La cautela sull’utilizzo dei fondi di coesione per la spesa militare che il governo ha anticipato che non ha intenzione di servirsene. Di più, si deve proprio all’iniziativa italiana e, nello specifico, del commissario Raffaele Fitto, il fatto che ai singoli Stati membri sia stata assicurata la possibilità di scelta. Schlein la traveste come una sua battaglia anche se i socialisti europei hanno salutato il Piano von der Leyen con sentita accoglienza mentre lei continua a criticarlo.

«Abbiamo insistito per non dirottare i fondi di coesione sulla spesa militare. Su questo punto abbiamo avuto riscontri molto positivi e questo si rifletterà anche nella posizione dei socialdemocratici al Parlamento europeo», ha rivendicato Schlein parlando con il Corriere e aggiungendo di non sentirsi per niente rassicurata dal fatto che Fitto ha detto che chi non vuole non userà quei fondi. «Era così dall’inizio. Ma il punto è che può anche essere facoltativo, ma rimane sbagliato», ha risposto la segretaria dem alla domanda di Maria Teresa Meli, che firma l’intervista. Fosse stato per lei, insomma, quella possibilità non doveva proprio esserci.
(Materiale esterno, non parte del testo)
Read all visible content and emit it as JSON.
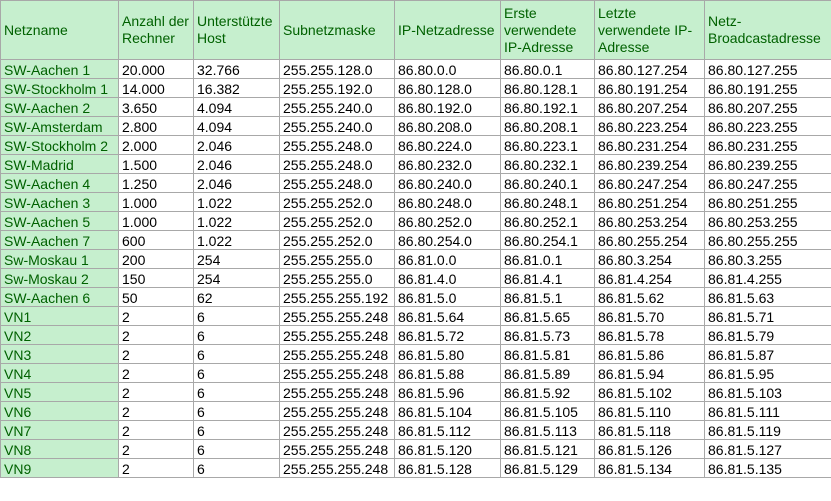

Schlein è disattenta isolandosi dalla sua famiglia politica, che invece ha salutato con favore anche la volontarietà della scelta sul patto di coesione. Non è conscia che la possibilità di attivare i fondi di coesione per la spesa sulle armi esiste perché esistono alcune Nazioni per cui ha senso. «Serve un approccio equilibrato, perché esistono Stati nei quali l’idea di poter utilizzare le risorse della coesione per la difesa non è fra le priorità. Altri Stati, in particolare quelli del Nord-est europeo, invece possono avere questa esigenza e quindi cogliere questa opportunità», ha spiegato Fitto a Bruxelles.

“Chi è contro la difesa europea non è abbastanza europeista perché non si può essere europeisti à la carte, per strumentalizzare l’europeismo e dire ‘voi non siete europeisti’”. A sbugiardare gli europeisti a corrente alternata è il ministro Antonio Tajani, reduce dal consiglio europeo nel quale, insieme alla premier Meloni, ha tracciato la linea italiana. “Tutti coloro, a sinistra, che oggi si professano europeisti, vogliono partecipare alle manifestazioni non si sa perché, perché devono essere manifestazioni europeiste però con obiettivi limitati, se lo si è si è anche per la difesa unica europea”. Ogni riferimento alla piazza del 15 marzo lancia da Michele Serra che si preannuncia come l’ennesimo show contro il governo è voluto. “L’europeismo per strumentalizzare l’Europa ai fini di politica interna a noi non interessa”, taglia corto il vicepremier.

Armi spuntate, quelle della sinistra, anche quelle sul niet dell’utilizzo dei fondi di coesione. Il governo Meloni – forse il Nazareno non se n’è accorto – ha combattuto per rendere ‘facoltativo’ l’uso di quei fondi per le spese militari. La premier ha chiaramente detto che l’Italia non intende utilizzare quei finanziamenti per le armi. “Dobbiamo rispettare l’impegno con la Nato di arrivare al 2% del Pil per la difesa”, ha chiarito ancora Tajani. “Ma sono spese che non incidono su altro, perché intanto lo scorporeremo, come abbiamo deciso ieri, dal Patto di stabilità quindi non si toccano altre spese”.
“Qui non si tratta di spese solo per le armi – spiega – il concetto di sicurezza significa sicurezza cibernetica, infrastrutture, innovazione, ricerca, tutto ciò che garantisce la sicurezza dei cittadini. Significa avere anche più militari per strada. Gli uomini che vengono impegnati nella lotta al terrorismo. Quelli a difesa dei confini, per la sicurezza nel Mediterraneo, in mare per la protezione delle navi mercantili nel canale di Suez e nel Mar Rosso. La Protezione civile e le missioni di pace. Non bisogna semplificare né mistificare: le spese per la sicurezza sono fondamentali e vanno a favorire anche la crescita, anche il contributo dei privati, speriamo”.